Bien qu'il ait lui-même écrit, à part son intelligente poésie très personnelle, d'innombrables récits et deux romans importants, il s'occupa avant tout de promouvoir d'autres auteurs encore inconnus (e.a. Maxim Gorki!) et artistes peintres pionniers de l'art moderne dans deux revues qu'il créa à Paris, Signaux de France et de Belgiqueet Le disque vert. Il avait découvert les artistes à Nice dès 1917. Le Disque Vert devint pour les chercheurs de notre temps une mine d'information, un tableau d'époque unique. Pour sa valeur historique et biographique, la revue fut rééditée en son entier par Jacques Antoine à Bruxelles.

A part Mélusine (1920) et Le Naïf, voici d'autres titres: Mémoires d'Elseneur (1954) et Réalités fantastiques (1923). La gravité succède à l'humour, la satire des défauts humains au bizarre et à l'étrange.

Pour Hellens tout est objet d'observation et d'approfondissement, trait qui rapproche de lui Suzanne Lilar, vingt ans plus tard. Elle débute en 1940. D'un autre côté, le rêve qui, dans Mélusine, prédomine chez Hellens, conditionne en grande partie le théâtre fantastique de Ghelderode (né à Ixelles en 1898, commune flamande depuis des siècles - décédé à Schaerbeek en 1962, elle aussi, à l'époque, commune flamande). Le théâtre de Ghelderode connut un succès international. De même, la science-fiction de Jean Ray, né à Gand en 1887, décédé en 1946,qui par le film tourné d'après son roman Malpetuis, exporta l'inspiration flamande bien au-delà de l'océan Atlantique.
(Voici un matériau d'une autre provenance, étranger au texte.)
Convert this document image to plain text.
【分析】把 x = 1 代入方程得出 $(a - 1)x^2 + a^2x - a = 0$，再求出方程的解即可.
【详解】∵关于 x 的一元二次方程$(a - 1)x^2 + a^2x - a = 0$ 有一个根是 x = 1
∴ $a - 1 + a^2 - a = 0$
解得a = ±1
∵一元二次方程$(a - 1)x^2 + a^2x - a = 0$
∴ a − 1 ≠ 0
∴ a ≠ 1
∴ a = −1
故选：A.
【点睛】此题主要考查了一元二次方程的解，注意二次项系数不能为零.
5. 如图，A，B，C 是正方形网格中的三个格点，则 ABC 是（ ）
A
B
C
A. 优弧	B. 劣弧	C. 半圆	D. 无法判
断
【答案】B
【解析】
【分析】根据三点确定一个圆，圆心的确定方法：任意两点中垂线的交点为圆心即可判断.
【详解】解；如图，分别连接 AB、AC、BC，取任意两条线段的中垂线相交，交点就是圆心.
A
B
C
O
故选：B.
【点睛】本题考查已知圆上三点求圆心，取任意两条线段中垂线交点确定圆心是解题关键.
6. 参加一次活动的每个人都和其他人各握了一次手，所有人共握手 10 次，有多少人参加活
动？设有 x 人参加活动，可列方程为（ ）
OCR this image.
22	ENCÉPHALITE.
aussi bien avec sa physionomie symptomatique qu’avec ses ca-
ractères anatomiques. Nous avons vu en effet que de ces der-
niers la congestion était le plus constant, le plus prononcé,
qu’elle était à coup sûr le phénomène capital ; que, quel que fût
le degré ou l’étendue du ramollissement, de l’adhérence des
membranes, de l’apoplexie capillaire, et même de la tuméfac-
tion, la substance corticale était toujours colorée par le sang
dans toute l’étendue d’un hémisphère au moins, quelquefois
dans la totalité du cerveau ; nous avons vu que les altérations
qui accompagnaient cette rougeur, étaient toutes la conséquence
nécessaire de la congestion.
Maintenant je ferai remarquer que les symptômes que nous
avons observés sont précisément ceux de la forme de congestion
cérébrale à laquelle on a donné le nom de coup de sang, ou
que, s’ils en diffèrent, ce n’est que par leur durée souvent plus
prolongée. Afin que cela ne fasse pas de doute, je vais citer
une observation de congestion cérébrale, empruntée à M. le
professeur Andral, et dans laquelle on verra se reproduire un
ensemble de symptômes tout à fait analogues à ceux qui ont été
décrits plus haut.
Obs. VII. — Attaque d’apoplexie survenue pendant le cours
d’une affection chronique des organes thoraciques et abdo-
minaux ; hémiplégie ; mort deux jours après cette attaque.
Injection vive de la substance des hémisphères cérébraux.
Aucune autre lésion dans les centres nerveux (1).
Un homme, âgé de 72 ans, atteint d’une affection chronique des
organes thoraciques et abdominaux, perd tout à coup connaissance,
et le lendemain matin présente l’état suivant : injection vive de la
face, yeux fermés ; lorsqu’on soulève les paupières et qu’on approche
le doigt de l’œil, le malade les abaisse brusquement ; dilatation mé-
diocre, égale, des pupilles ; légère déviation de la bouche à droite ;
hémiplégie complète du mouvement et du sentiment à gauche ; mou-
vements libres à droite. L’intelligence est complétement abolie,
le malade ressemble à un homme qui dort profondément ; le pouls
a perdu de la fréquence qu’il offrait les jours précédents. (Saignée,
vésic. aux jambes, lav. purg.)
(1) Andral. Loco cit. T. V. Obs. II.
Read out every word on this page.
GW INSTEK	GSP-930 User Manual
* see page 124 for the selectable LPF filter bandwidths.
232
Ghelderode fut le créateur de l'expressionnisme sur scène, Jean Ray inventa la science fiction à la mode de l'avenir. Ghelderode osa représenter la faiblesse et la bassesse de la condition humaine, résumée par des personnages complexes, d'un tragique différent de celui que l'histoire ou l'interprétation des siècles leur avaient fourni: Barrabas et Fastes d'enfer en sont des exemples frappants.

Quant à Suzanne Lilar (1901-1992), ses remarquables analyses esthétiques et portraits (auto)biographiques Le Journal de l'analogiste, Une Enfance gantoise, Le Couple attestent du même besoin qu'a l'écriture "flamande" de Hellens, de Charles De Coster, des romanciers Eekhoud et Lemonnier, de rattacher l'actualité et le vécu personnel à l'histoire culturelle de la tradition européenne. Leur message ne manque jamais de mysticisme, curieusement tributaire d'un réalisme incontestable.

Manquent dans notre aperçu: la fille de Suzanne Lilar, Françoise Mallet-Joris, qui débuta en 1950, ainsi que nos contemporains toujours actifs Eric De Kuyper, Guy Vaes et d'autres encore, dont on n'écrit pas encore l'histoire.

 

Nicole VERSCHOORE
www.nicoleverschoore.be

Cet article constitue la dernière partie d'une série de trois articles consacrés à la littérature francophone en Flandre.